Come è facile intuire questa fobia colpisce soprattutto (ma non solo!) i guidatori, pare ne soffrano circa il 33%, ma solo una piccola percentuale risulta essere completamente incapace di guidare.
Il disturbo fobico non è limitato, però, solo ai guidatori.
Ci sono soggetti che rinunciano preventivamente a conseguire la patente o che falliscono i test per la licenza di guida, anche dopo diversi tentativi e pur avendo studiato.
Questo capita anche perché l’Amaxofobia, spesso, non viaggia da sola!
Essa si può scatenare in situazioni diverse a seconda del problema di fondo preesistente.

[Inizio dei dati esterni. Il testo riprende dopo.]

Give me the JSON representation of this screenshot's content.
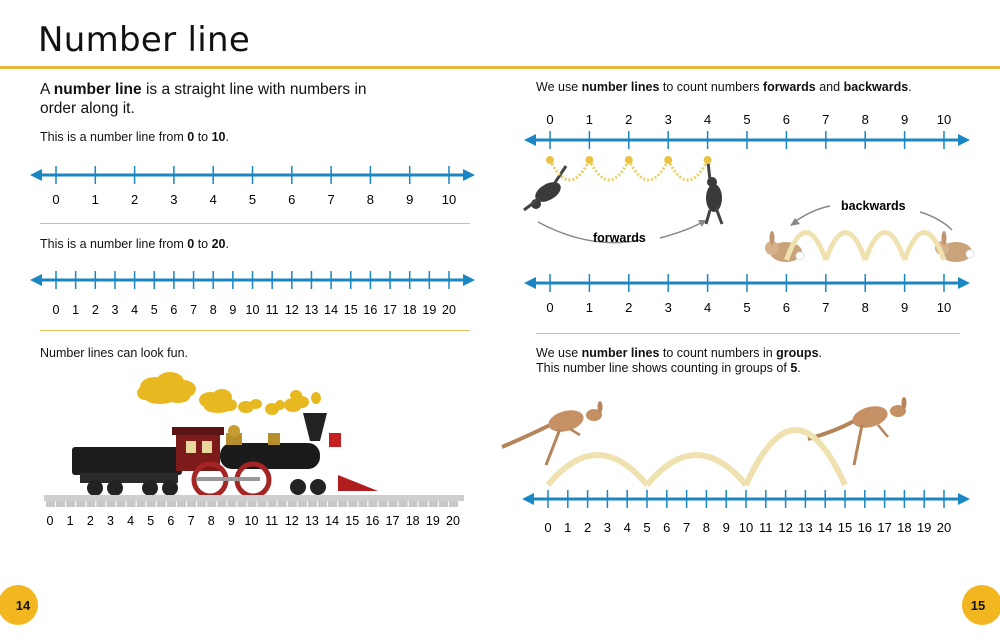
{
  "page": {
    "title": "Number line",
    "page_left": "14",
    "page_right": "15",
    "accent": "#e8b93c",
    "line_color": "#1a86c2"
  },
  "left": {
    "intro": {
      "a": "A ",
      "b": "number line",
      "c": " is a straight line with numbers in order along it."
    },
    "line10": {
      "a": "This is a number line from ",
      "b1": "0",
      "m": " to ",
      "b2": "10",
      "e": ".",
      "ticks": [
        0,
        1,
        2,
        3,
        4,
        5,
        6,
        7,
        8,
        9,
        10
      ]
    },
    "line20": {
      "a": "This is a number line from ",
      "b1": "0",
      "m": " to ",
      "b2": "20",
      "e": ".",
      "ticks": [
        0,
        1,
        2,
        3,
        4,
        5,
        6,
        7,
        8,
        9,
        10,
        11,
        12,
        13,
        14,
        15,
        16,
        17,
        18,
        19,
        20
      ]
    },
    "fun": {
      "text": "Number lines can look fun.",
      "track_ticks": [
        0,
        1,
        2,
        3,
        4,
        5,
        6,
        7,
        8,
        9,
        10,
        11,
        12,
        13,
        14,
        15,
        16,
        17,
        18,
        19,
        20
      ]
    }
  },
  "right": {
    "count": {
      "a": "We use ",
      "b1": "number lines",
      "m1": " to count numbers ",
      "b2": "forwards",
      "m2": " and ",
      "b3": "backwards",
      "e": ".",
      "ticks": [
        0,
        1,
        2,
        3,
        4,
        5,
        6,
        7,
        8,
        9,
        10
      ],
      "forwards_label": "forwards",
      "backwards_label": "backwards",
      "forward_hops": [
        0,
        1,
        2,
        3,
        4
      ],
      "backward_hops": [
        10,
        9,
        8,
        7,
        6
      ]
    },
    "groups": {
      "l1a": "We use ",
      "l1b": "number lines",
      "l1c": " to count numbers in ",
      "l1d": "groups",
      "l1e": ".",
      "l2a": "This number line shows counting in groups of ",
      "l2b": "5",
      "l2c": ".",
      "ticks": [
        0,
        1,
        2,
        3,
        4,
        5,
        6,
        7,
        8,
        9,
        10,
        11,
        12,
        13,
        14,
        15,
        16,
        17,
        18,
        19,
        20
      ],
      "group_hops": [
        0,
        5,
        10,
        15
      ]
    }
  }
}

Ad esempio fa paura guidare da soli o in assenza di una specifica persona al proprio fianco e guidare allontanandosi oltre ad una certa distanza da casa in caso si soffra di ansia da separazione, guidare di notte, quando è buio, e in autostrada o su strade a scorrimento veloce in caso di mancanza di controllo sull’ambiente circostante, guidare attraverso le gallerie o nel traffico nel quale ci si può trovare bloccati o rallentati in caso si soffra di claustrofobia, guidare sui ponti, in particolare se alti o lunghi, nelle gallerie o su strade che attraversano spazi aperti anche in pianura se si soffre di agorafobia.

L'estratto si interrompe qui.